In its new avataar, ModiCorp consists of a clutch of companies that span cellular services and office automation (See The Modi e-Mpire). And it is now eyeing the newly privatised domestic long distance (DLD) telephony-a foray that could cost Rs 2,000 crore-and the booming Net data centre market. Spearheading ModiCorp's big push into new economy businesses is Chairman Modi's 26-year-old son, Dilip Modi, who's increasingly calling the shots at the company-an indication that Modi senior is preparing to pass on the baton. Says Modi senior: ''We are bullish on Spice becoming a lead player in cellular and Internet areas."
Bullish On Telecom
Just last month, the Modis bought out Australian telco Telstra's 49 per cent stake in their joint venture, Modi Telstra, which provides cellular services in Calcutta.

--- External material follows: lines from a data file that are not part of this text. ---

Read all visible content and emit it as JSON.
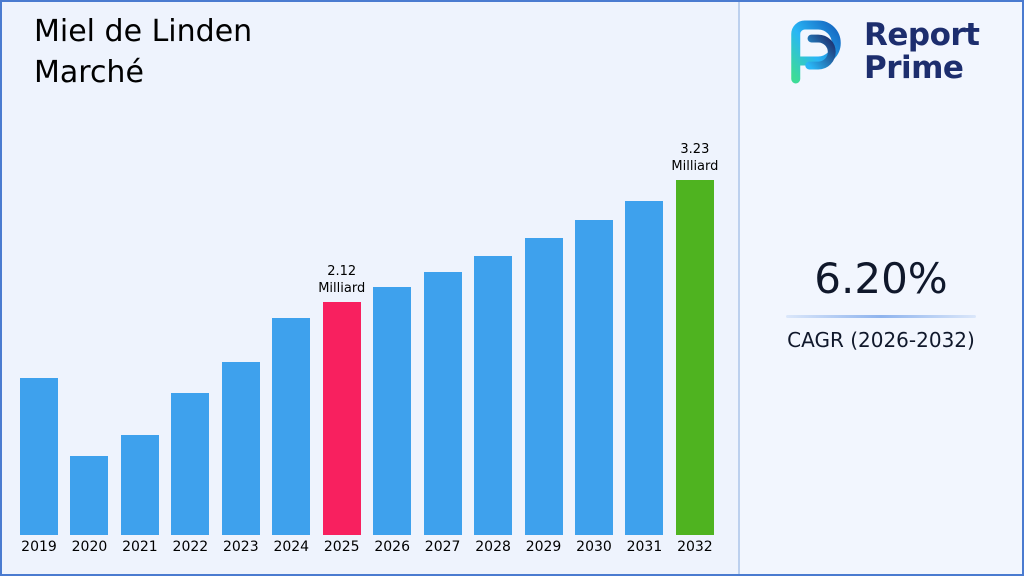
{
  "header": {
    "title_line1": "Miel de Linden",
    "title_line2": "Marché"
  },
  "brand": {
    "name_line1": "Report",
    "name_line2": "Prime"
  },
  "stats": {
    "cagr_value": "6.20%",
    "cagr_label": "CAGR (2026-2032)"
  },
  "colors": {
    "bar_default": "#3EA1ED",
    "bar_highlight_2025": "#F8205F",
    "bar_highlight_2032": "#4FB320",
    "brand_navy": "#1d2e6e",
    "background": "#eef3fd",
    "frame_border": "#4a7bd0"
  },
  "chart_data": {
    "type": "bar",
    "title": "Miel de Linden Marché",
    "unit": "Milliard",
    "xlabel": "",
    "ylabel": "",
    "grid": false,
    "legend": "none",
    "ylim": [
      0,
      3.6
    ],
    "categories": [
      "2019",
      "2020",
      "2021",
      "2022",
      "2023",
      "2024",
      "2025",
      "2026",
      "2027",
      "2028",
      "2029",
      "2030",
      "2031",
      "2032"
    ],
    "values": [
      1.43,
      0.72,
      0.91,
      1.29,
      1.57,
      1.97,
      2.12,
      2.25,
      2.39,
      2.54,
      2.7,
      2.86,
      3.04,
      3.23
    ],
    "bar_color": "#3EA1ED",
    "highlight_colors": {
      "2025": "#F8205F",
      "2032": "#4FB320"
    },
    "annotations": [
      {
        "category": "2025",
        "value": "2.12",
        "unit": "Milliard"
      },
      {
        "category": "2032",
        "value": "3.23",
        "unit": "Milliard"
      }
    ]
  }
}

Telstra's loss could be ModiCorp's gain because the cellular market is booming, with nearly two lakh subscribers being added nationally every month. In Calcutta, for instance, SpiceCell's (Modi Telstra's new name) subscriber base has soared to 66,089 from 35,312 in January this year. Similarly, in Karnataka and Punjab, where the company is called Spice Communications, the figures are up. In the southern state, Spice has 84,893 subscribers against 72,560 in the beginning of this year, and in Punjab the number is an impressive 1,12,512-a jump of 28,000 since January.

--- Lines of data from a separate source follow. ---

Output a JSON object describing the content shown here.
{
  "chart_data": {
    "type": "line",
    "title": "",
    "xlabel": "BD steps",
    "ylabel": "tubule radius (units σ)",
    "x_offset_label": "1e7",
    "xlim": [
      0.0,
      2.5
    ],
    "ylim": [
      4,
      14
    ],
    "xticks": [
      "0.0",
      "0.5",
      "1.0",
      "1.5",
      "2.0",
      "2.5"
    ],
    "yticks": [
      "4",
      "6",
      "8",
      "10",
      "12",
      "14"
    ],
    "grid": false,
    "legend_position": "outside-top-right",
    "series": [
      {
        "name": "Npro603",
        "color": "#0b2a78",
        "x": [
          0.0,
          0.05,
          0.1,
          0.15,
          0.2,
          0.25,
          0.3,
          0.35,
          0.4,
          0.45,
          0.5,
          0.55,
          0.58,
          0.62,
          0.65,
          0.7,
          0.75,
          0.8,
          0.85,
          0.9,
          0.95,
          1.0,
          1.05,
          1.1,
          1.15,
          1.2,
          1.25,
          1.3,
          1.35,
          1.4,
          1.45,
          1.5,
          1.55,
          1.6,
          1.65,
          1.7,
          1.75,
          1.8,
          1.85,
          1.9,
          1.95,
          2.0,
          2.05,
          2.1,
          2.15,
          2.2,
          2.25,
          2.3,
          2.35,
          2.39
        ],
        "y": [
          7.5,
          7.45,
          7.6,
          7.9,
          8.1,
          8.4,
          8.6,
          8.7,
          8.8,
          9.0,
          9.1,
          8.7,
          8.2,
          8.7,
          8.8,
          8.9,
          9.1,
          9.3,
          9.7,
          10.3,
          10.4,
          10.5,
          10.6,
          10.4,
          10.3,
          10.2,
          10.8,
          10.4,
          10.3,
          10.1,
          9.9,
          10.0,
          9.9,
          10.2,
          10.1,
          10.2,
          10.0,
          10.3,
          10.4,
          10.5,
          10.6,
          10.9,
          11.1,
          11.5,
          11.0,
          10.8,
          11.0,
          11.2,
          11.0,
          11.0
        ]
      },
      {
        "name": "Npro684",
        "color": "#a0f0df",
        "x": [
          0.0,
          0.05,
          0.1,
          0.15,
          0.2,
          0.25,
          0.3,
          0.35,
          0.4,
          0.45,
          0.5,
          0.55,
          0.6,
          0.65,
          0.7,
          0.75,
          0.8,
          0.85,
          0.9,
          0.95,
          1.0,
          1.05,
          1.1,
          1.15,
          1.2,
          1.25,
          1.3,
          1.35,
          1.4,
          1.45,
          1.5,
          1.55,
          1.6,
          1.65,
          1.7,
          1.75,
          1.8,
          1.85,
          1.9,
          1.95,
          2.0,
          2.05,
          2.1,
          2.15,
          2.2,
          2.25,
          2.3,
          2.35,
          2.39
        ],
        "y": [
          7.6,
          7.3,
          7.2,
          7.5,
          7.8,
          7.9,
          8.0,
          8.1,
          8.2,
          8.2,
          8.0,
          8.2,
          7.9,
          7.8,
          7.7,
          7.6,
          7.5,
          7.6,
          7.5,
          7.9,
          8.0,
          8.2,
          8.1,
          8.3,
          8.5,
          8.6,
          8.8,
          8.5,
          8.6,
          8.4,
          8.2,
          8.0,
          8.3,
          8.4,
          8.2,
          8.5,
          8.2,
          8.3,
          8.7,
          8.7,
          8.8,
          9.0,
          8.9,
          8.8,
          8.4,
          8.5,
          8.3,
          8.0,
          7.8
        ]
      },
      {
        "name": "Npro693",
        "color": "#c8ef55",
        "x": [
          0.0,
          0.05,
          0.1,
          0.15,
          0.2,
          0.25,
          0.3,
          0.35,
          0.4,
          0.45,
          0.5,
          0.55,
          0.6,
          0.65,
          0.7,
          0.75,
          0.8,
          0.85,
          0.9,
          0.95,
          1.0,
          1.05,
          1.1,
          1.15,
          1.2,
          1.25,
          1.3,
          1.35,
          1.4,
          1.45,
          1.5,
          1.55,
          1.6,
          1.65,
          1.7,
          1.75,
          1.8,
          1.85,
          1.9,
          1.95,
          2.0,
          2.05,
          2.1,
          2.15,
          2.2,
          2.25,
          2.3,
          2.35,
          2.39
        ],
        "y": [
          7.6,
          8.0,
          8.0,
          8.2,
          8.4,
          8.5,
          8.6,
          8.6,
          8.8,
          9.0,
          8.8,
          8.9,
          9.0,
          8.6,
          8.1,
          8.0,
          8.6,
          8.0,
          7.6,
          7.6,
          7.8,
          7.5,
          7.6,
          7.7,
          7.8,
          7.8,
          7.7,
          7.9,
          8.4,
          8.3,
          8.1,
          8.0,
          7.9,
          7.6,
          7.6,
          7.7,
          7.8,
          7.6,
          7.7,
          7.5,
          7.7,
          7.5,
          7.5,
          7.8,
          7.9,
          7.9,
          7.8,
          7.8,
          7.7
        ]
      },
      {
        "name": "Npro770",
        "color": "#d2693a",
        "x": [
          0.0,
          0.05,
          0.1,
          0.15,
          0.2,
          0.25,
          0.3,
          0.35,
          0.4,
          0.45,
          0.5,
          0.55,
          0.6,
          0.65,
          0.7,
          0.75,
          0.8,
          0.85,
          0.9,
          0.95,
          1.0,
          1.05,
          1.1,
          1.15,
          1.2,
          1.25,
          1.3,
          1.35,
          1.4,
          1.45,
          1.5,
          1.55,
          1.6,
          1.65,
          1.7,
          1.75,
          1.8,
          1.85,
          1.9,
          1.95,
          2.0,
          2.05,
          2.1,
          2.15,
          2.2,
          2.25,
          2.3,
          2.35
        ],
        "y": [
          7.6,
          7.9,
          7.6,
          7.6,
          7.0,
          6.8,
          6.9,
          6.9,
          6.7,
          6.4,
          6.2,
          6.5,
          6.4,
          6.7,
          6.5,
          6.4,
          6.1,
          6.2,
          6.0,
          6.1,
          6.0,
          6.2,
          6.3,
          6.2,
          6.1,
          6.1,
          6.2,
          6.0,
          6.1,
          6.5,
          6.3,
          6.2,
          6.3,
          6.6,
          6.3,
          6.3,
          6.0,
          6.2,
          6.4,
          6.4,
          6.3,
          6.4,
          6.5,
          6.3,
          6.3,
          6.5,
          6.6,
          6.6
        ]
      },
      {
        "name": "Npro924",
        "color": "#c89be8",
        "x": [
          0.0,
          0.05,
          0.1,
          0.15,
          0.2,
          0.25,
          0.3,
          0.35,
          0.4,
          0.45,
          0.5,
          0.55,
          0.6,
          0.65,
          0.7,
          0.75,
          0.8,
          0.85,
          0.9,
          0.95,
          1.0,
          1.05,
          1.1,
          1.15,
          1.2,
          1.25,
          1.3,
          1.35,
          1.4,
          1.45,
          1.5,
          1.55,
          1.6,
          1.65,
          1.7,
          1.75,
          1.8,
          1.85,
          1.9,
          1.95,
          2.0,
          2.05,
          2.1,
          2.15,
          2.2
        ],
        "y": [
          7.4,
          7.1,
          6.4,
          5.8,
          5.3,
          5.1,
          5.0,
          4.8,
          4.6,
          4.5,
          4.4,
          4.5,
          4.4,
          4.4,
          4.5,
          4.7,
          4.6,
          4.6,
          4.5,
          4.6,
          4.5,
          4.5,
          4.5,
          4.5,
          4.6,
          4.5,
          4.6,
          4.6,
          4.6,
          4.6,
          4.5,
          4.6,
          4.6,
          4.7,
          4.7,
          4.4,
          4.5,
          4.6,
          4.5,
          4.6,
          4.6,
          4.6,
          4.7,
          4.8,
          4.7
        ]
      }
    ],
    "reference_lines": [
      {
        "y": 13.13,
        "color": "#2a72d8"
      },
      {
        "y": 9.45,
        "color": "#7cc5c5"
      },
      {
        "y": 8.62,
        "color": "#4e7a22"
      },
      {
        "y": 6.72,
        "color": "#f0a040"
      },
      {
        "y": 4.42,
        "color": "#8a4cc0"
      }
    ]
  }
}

That's not all. Spice customers are spending more time on their mobile phones. In Karnataka and Punjab, for example, the respective revenue per subscriber is up from an average of Rs 1,590 and Rs 1,460 per month in July, 1999, to Rs 1,750 and Rs 1,490 in July this year. So is the case in Calcutta, where the average talk-time has risen from 255 minutes a month in July last year to 300 minutes in the same month this year. The result: the cellular business is already making cash profits. Points out Rajiv Burman, 48, Chief Marketing Officer, Escotel: ''Spice operates in circles where the per capita incomes are relatively high and hence the profits.''
ModiCorp's impressive performance is drawing the attention of international investors. Singapore Technologies Telemedia (STT), the telecom arm of the Singapore Technologies Group, has picked up a 20 per cent stake in ModiCorp for $27 million (Rs 124 crore). The two companies plan to form a $25-million joint venture to set up Net data centres, with STT taking the lead role. ''The STT alliance is the second good deal in the past 12 months after the Telstra buyout,'' says a Delhi-based investment banker. Then, there has been a marketing and business development agreement with the networking behemoth, Cisco Systems. Next on the cards? A listing on the Singapore Stock Exchange (SGX). Why not NASDAQ or the New York Stock Exchange? Explains the younger Modi: ''SGX is more stable, has a good appetite for telcos and Indian companies, and provides better valuations for holding companies.''
Modi's bullish confidence may soon get tested. For one, ModiCorp's competitors are changing. In Punjab, Spice has had a field day because the only other competitor-Essar's Evergrowth-is defunct due to non-payment of licence fee. Essar is now planning to revive the licence. In Karnataka, the ailing rival, JT Mobiles, has been bought over by Bharti Telecom. Quips Vineet Nigam, 32, an analyst with icra: ''The game changes with the entry of Bharti.''
That also goes for Calcutta, where the Jhawar-owned Usha Martin Telekom has passed into the hands of Li Ka-shing's Hutchison Whampoa Group. The Bharti-Hutchison combine will prove formidable, especially since ModiCorp's one equity partner, AIG, is merely an investor and the other, Distacom, is no telecom giant. To top it all, the Department of Telecommunications (DOT) plans to launch nation-wide cellular services next year. Given its scale of operations, the dot can bleed its competitors with deep price cuts.
Modi, by comparison, is not looking at a pan-India presence and, in fact, says that he would be happy with 500,000 subscribers. But most others believe that size will be critical to survival. Meanwhile, ModiCorp's DLD plans have received a minor setback, with Cisco saying no to an equity partnership. The Modis, however, could possibly convince STT to invest in telephony too. ''Money is available if you have a good business plan,'' says Modi.
At the moment, nobody is denying that Modi's plans are less than foolproof.